Something has changed in Putin for Russians to read "hatred" in him "so clearly", to be "stunned and scared." I have been curious to watch Putin's speech for myself but I haven't searched for it. I thought that one of the Times articles since Monday would link to it. They did not.

Many Russians still subscribe to the Kremlin narrative of a Russia forced to fight back against Western powers determined to destroy it. Mr. Putin’s speech, for all its emotion, was in tune with the grievances of many older Russians still smarting from the poverty that followed the fall of the Soviet Union and the lost prestige that accompanied it.

But for others, especially younger people, the sudden threat of war and of another downward spiral in relations with the West feel like the imminent loss of much of the freedom and opportunity that remains in Russia.

...Monday’s Security Council meeting at which Mr. Putin at times browbeat and humiliated his most powerful and senior officials into telling him that he should recognize the separatist territories. The central message of this extraordinary spectacle of fealty, which the Kremlin taped, edited and aired on television, appeared to be that it was Mr. Putin alone who had the power to chart Russia’s course.

WOW.
...
This Sunday will mark the seventh anniversary of the murder in Moscow of the liberal politician Boris Nemtsov, one of the loudest voices inside Russia opposing the annexation of Crimea in 2014. 

Putin, like Rasputin, is a numerologist.

 The opposition leader Aleksei A. Navalny warned that Russia was about to “squander the historical chance for a normal rich life for the sake of war, dirt, lies” and Mr. Putin’s personal luxury — but Mr. Navalny was writing from prison, where he now faces an additional 15-year term.

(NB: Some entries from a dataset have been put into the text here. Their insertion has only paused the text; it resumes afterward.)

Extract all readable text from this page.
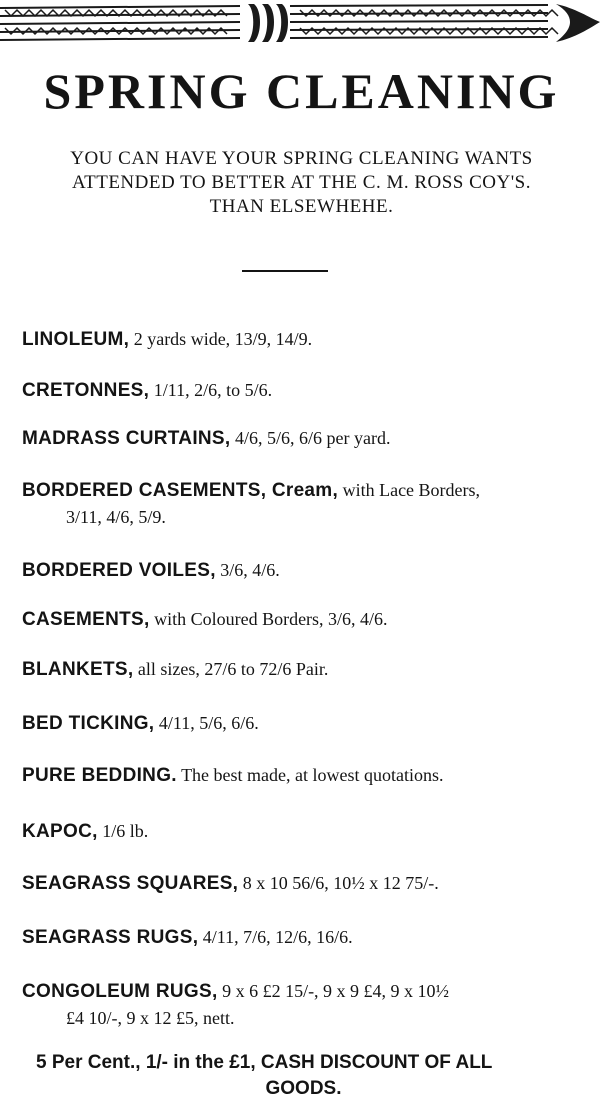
SPRING CLEANING
YOU CAN HAVE YOUR SPRING CLEANING WANTS
ATTENDED TO BETTER AT THE C. M. ROSS COY'S.
THAN ELSEWHEHE.
LINOLEUM, 2 yards wide, 13/9, 14/9.
CRETONNES, 1/11, 2/6, to 5/6.
MADRASS CURTAINS, 4/6, 5/6, 6/6 per yard.
BORDERED CASEMENTS, Cream, with Lace Borders,
3/11, 4/6, 5/9.
BORDERED VOILES, 3/6, 4/6.
CASEMENTS, with Coloured Borders, 3/6, 4/6.
BLANKETS, all sizes, 27/6 to 72/6 Pair.
BED TICKING, 4/11, 5/6, 6/6.
PURE BEDDING. The best made, at lowest quotations.
KAPOC, 1/6 lb.
SEAGRASS SQUARES, 8 x 10 56/6, 10½ x 12 75/-.
SEAGRASS RUGS, 4/11, 7/6, 12/6, 16/6.
CONGOLEUM RUGS, 9 x 6 £2 15/-, 9 x 9 £4, 9 x 10½
£4 10/-, 9 x 12 £5, nett.
5 Per Cent., 1/- in the £1, CASH DISCOUNT OF ALL
GOODS.
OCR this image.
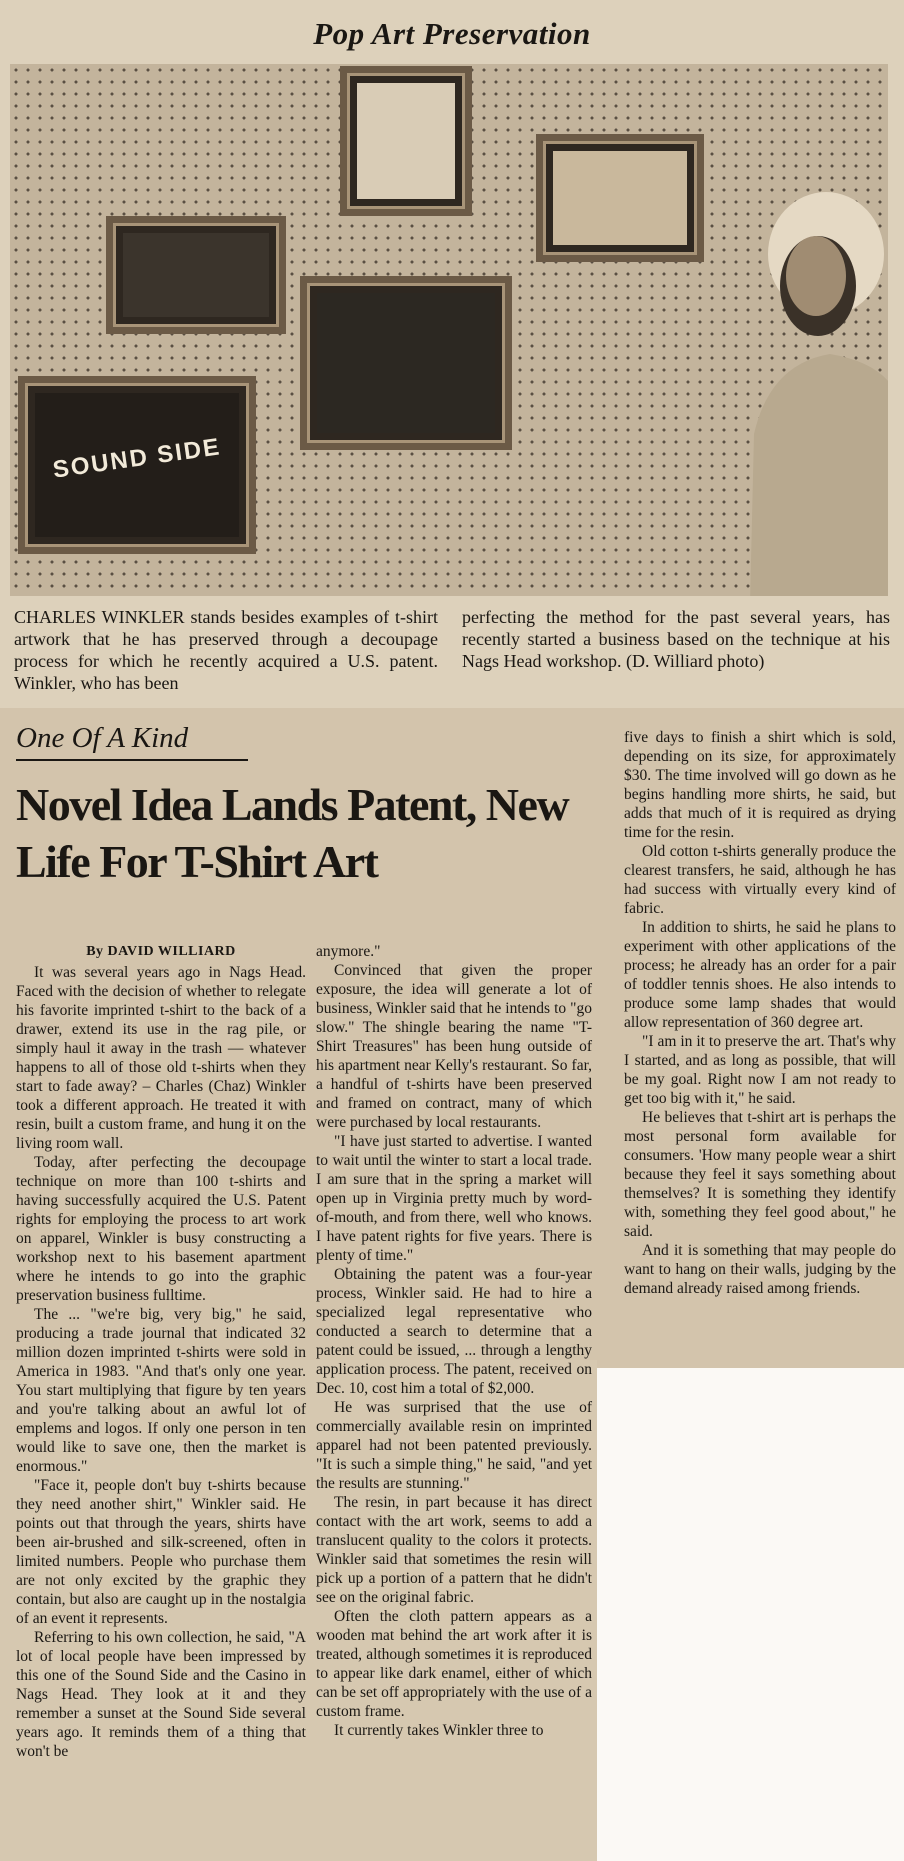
Pop Art Preservation
SOUND SIDE
CHARLES WINKLER stands besides examples of t-shirt artwork that he has preserved through a decoupage process for which he recently acquired a U.S. patent. Winkler, who has been
perfecting the method for the past several years, has recently started a business based on the technique at his Nags Head workshop. (D. Williard photo)
One Of A Kind
Novel Idea Lands Patent, New Life For T-Shirt Art
By DAVID WILLIARD

It was several years ago in Nags Head. Faced with the decision of whether to relegate his favorite imprinted t-shirt to the back of a drawer, extend its use in the rag pile, or simply haul it away in the trash — whatever happens to all of those old t-shirts when they start to fade away? – Charles (Chaz) Winkler took a different approach. He treated it with resin, built a custom frame, and hung it on the living room wall.

Today, after perfecting the decoupage technique on more than 100 t-shirts and having successfully acquired the U.S. Patent rights for employing the process to art work on apparel, Winkler is busy constructing a workshop next to his basement apartment where he intends to go into the graphic preservation business fulltime.

The ... "we're big, very big," he said, producing a trade journal that indicated 32 million dozen imprinted t-shirts were sold in America in 1983. "And that's only one year. You start multiplying that figure by ten years and you're talking about an awful lot of emplems and logos. If only one person in ten would like to save one, then the market is enormous."

"Face it, people don't buy t-shirts because they need another shirt," Winkler said. He points out that through the years, shirts have been air-brushed and silk-screened, often in limited numbers. People who purchase them are not only excited by the graphic they contain, but also are caught up in the nostalgia of an event it represents.

Referring to his own collection, he said, "A lot of local people have been impressed by this one of the Sound Side and the Casino in Nags Head. They look at it and they remember a sunset at the Sound Side several years ago. It reminds them of a thing that won't be

anymore."

Convinced that given the proper exposure, the idea will generate a lot of business, Winkler said that he intends to "go slow." The shingle bearing the name "T-Shirt Treasures" has been hung outside of his apartment near Kelly's restaurant. So far, a handful of t-shirts have been preserved and framed on contract, many of which were purchased by local restaurants.

"I have just started to advertise. I wanted to wait until the winter to start a local trade. I am sure that in the spring a market will open up in Virginia pretty much by word-of-mouth, and from there, well who knows. I have patent rights for five years. There is plenty of time."

Obtaining the patent was a four-year process, Winkler said. He had to hire a specialized legal representative who conducted a search to determine that a patent could be issued, ... through a lengthy application process. The patent, received on Dec. 10, cost him a total of $2,000.

He was surprised that the use of commercially available resin on imprinted apparel had not been patented previously. "It is such a simple thing," he said, "and yet the results are stunning."

The resin, in part because it has direct contact with the art work, seems to add a translucent quality to the colors it protects. Winkler said that sometimes the resin will pick up a portion of a pattern that he didn't see on the original fabric.

Often the cloth pattern appears as a wooden mat behind the art work after it is treated, although sometimes it is reproduced to appear like dark enamel, either of which can be set off appropriately with the use of a custom frame.

It currently takes Winkler three to

five days to finish a shirt which is sold, depending on its size, for approximately $30. The time involved will go down as he begins handling more shirts, he said, but adds that much of it is required as drying time for the resin.

Old cotton t-shirts generally produce the clearest transfers, he said, although he has had success with virtually every kind of fabric.

In addition to shirts, he said he plans to experiment with other applications of the process; he already has an order for a pair of toddler tennis shoes. He also intends to produce some lamp shades that would allow representation of 360 degree art.

"I am in it to preserve the art. That's why I started, and as long as possible, that will be my goal. Right now I am not ready to get too big with it," he said.

He believes that t-shirt art is perhaps the most personal form available for consumers. 'How many people wear a shirt because they feel it says something about themselves? It is something they identify with, something they feel good about," he said.

And it is something that may people do want to hang on their walls, judging by the demand already raised among friends.
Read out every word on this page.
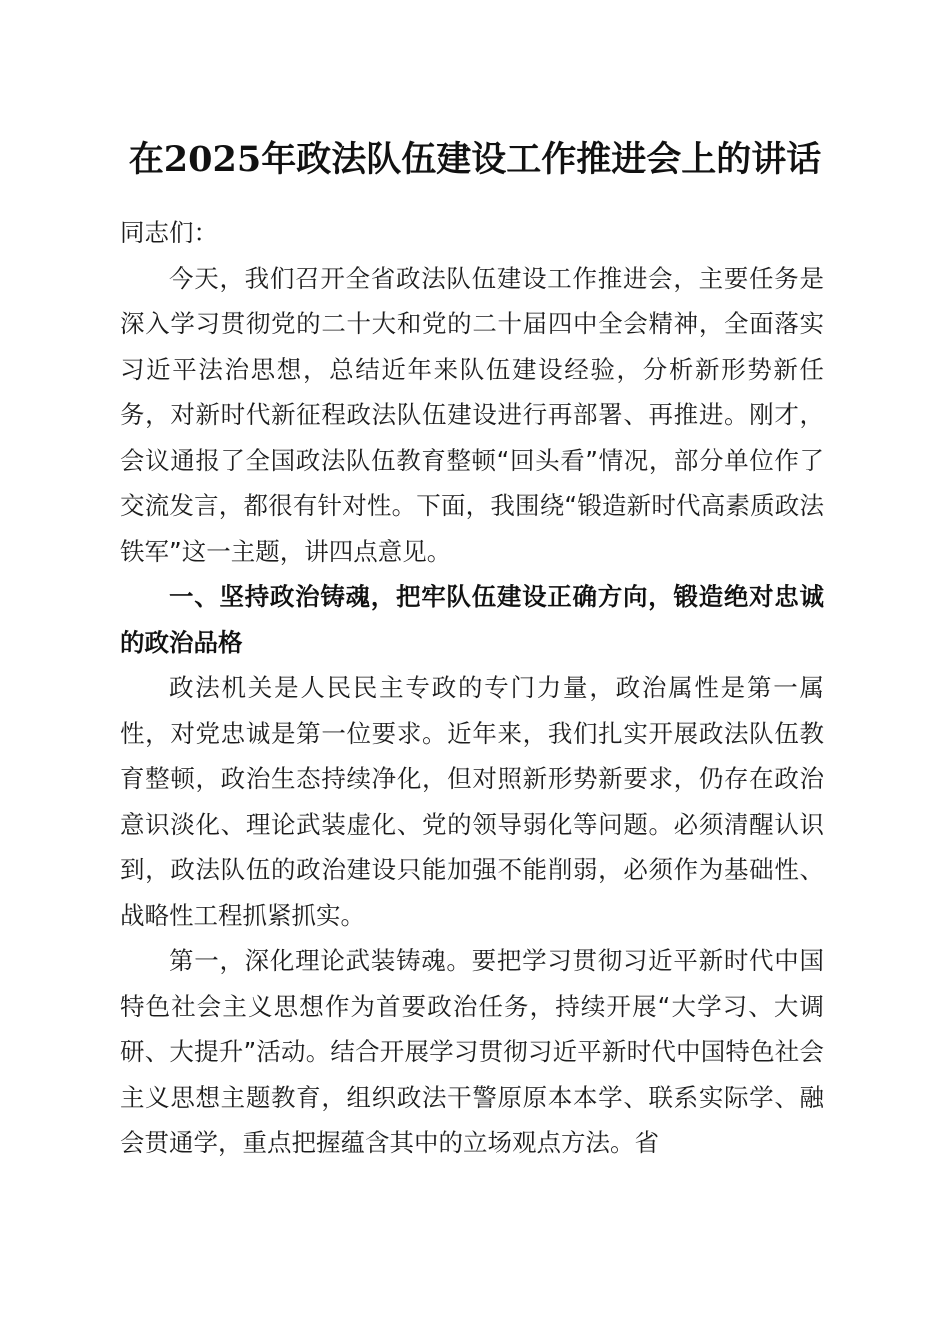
在2025年政法队伍建设工作推进会上的讲话

同志们：

今天，我们召开全省政法队伍建设工作推进会，主要任务是深入学习贯彻党的二十大和党的二十届四中全会精神，全面落实习近平法治思想，总结近年来队伍建设经验，分析新形势新任务，对新时代新征程政法队伍建设进行再部署、再推进。刚才，会议通报了全国政法队伍教育整顿“回头看”情况，部分单位作了交流发言，都很有针对性。下面，我围绕“锻造新时代高素质政法铁军”这一主题，讲四点意见。

一、坚持政治铸魂，把牢队伍建设正确方向，锻造绝对忠诚的政治品格

政法机关是人民民主专政的专门力量，政治属性是第一属性，对党忠诚是第一位要求。近年来，我们扎实开展政法队伍教育整顿，政治生态持续净化，但对照新形势新要求，仍存在政治意识淡化、理论武装虚化、党的领导弱化等问题。必须清醒认识到，政法队伍的政治建设只能加强不能削弱，必须作为基础性、战略性工程抓紧抓实。

第一，深化理论武装铸魂。要把学习贯彻习近平新时代中国特色社会主义思想作为首要政治任务，持续开展“大学习、大调研、大提升”活动。结合开展学习贯彻习近平新时代中国特色社会主义思想主题教育，组织政法干警原原本本学、联系实际学、融会贯通学，重点把握蕴含其中的立场观点方法。省
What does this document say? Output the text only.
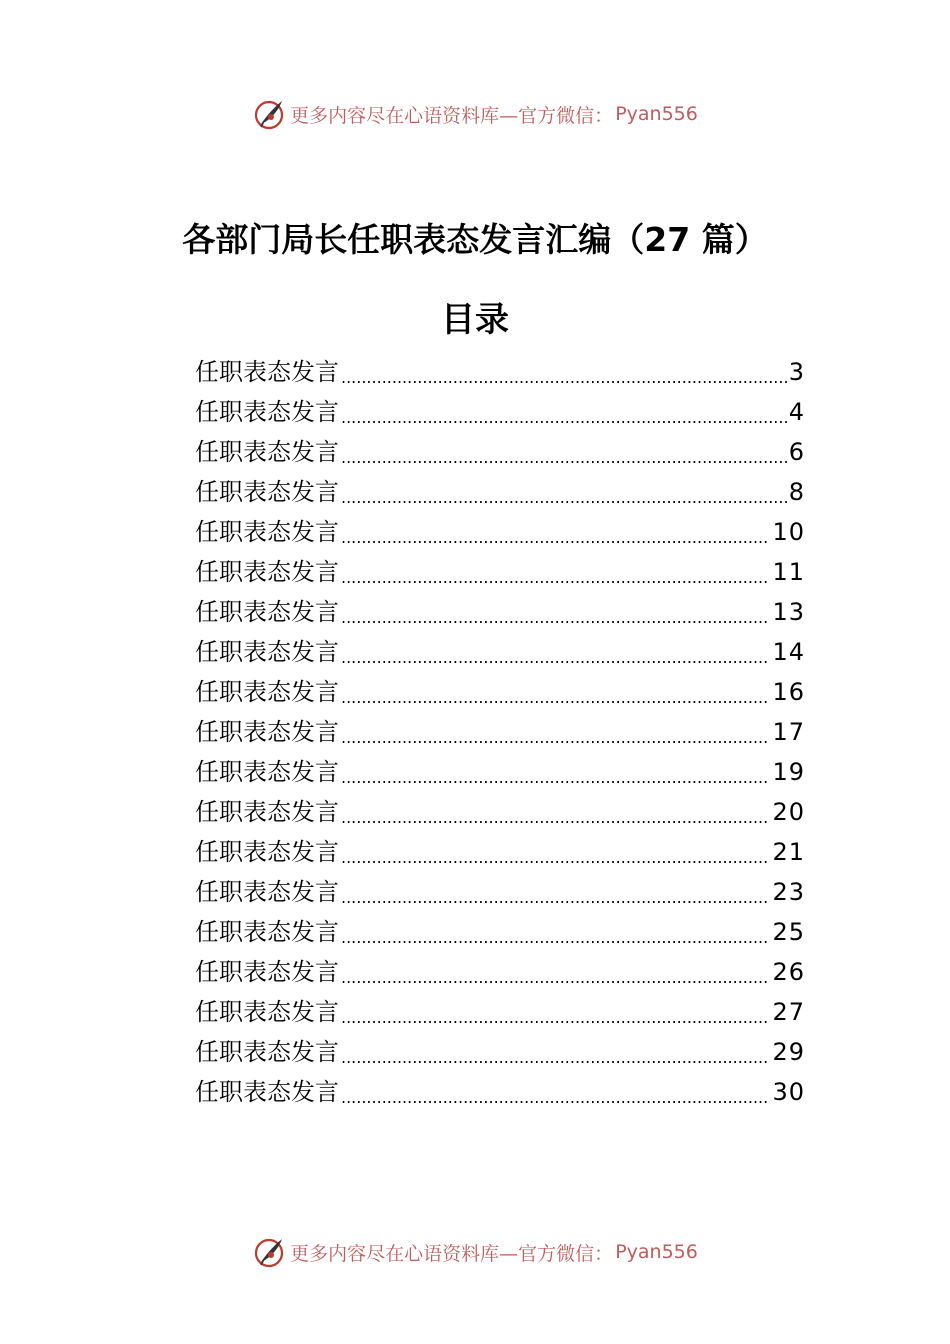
更多内容尽在心语资料库 —官方微信： Pyan556
各部门局长任职表态发言汇编（27 篇）
目录
任职表态发言 .....	3
任职表态发言 .....	4
任职表态发言 .....	6
任职表态发言 .....	8
任职表态发言 .....	10
任职表态发言 .....	11
任职表态发言 .....	13
任职表态发言 .....	14
任职表态发言 .....	16
任职表态发言 .....	17
任职表态发言 .....	19
任职表态发言 .....	20
任职表态发言 .....	21
任职表态发言 .....	23
任职表态发言 .....	25
任职表态发言 .....	26
任职表态发言 .....	27
任职表态发言 .....	29
任职表态发言 .....	30
更多内容尽在心语资料库 —官方微信： Pyan556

Some in the Russian public are starting to speak out. In St. Petersburg on Wednesday, one activist stood on a busy sidewalk holding up a copy of Russia’s most famous antiwar painting, “The Apotheosis of War” by Vasily Vereshchagin. ...

"One." That's pathetic.

An online magazine, Kholod, started a social media campaign called “I’m not silent” that encouraged readers to post about why they opposed war.

“It has become impossible to ignore what has been happening in recent days,” the magazine’s editor, Taisia Bekbulatova, wrote on Facebook on Monday. “Many people say that they wake up every day with the thought that war might have broken out. This is some kind of madness.”

It may be! Putin may have cracked. 

...one of Russia’s most popular YouTubers, the journalist Yuri Dud, posted a photograph of Mr. Putin’s Security Council meeting on Instagram on Tuesday and quoted a Russian musician saying he experienced “endless feelings of shame and guilt” over what his country had done to Ukraine.

“I grew up in Russia and Russia is my homeland,” Mr. Dud wrote. “But I wish maximum support in these days to Ukraine — the homeland of my relatives and the home of my friends.”
 
The idea of a war with Ukraine is unfathomable to many Russians in part because millions of them have friends and relatives there. ...
 
And with that I am going to search for Putin's speech, or speeches.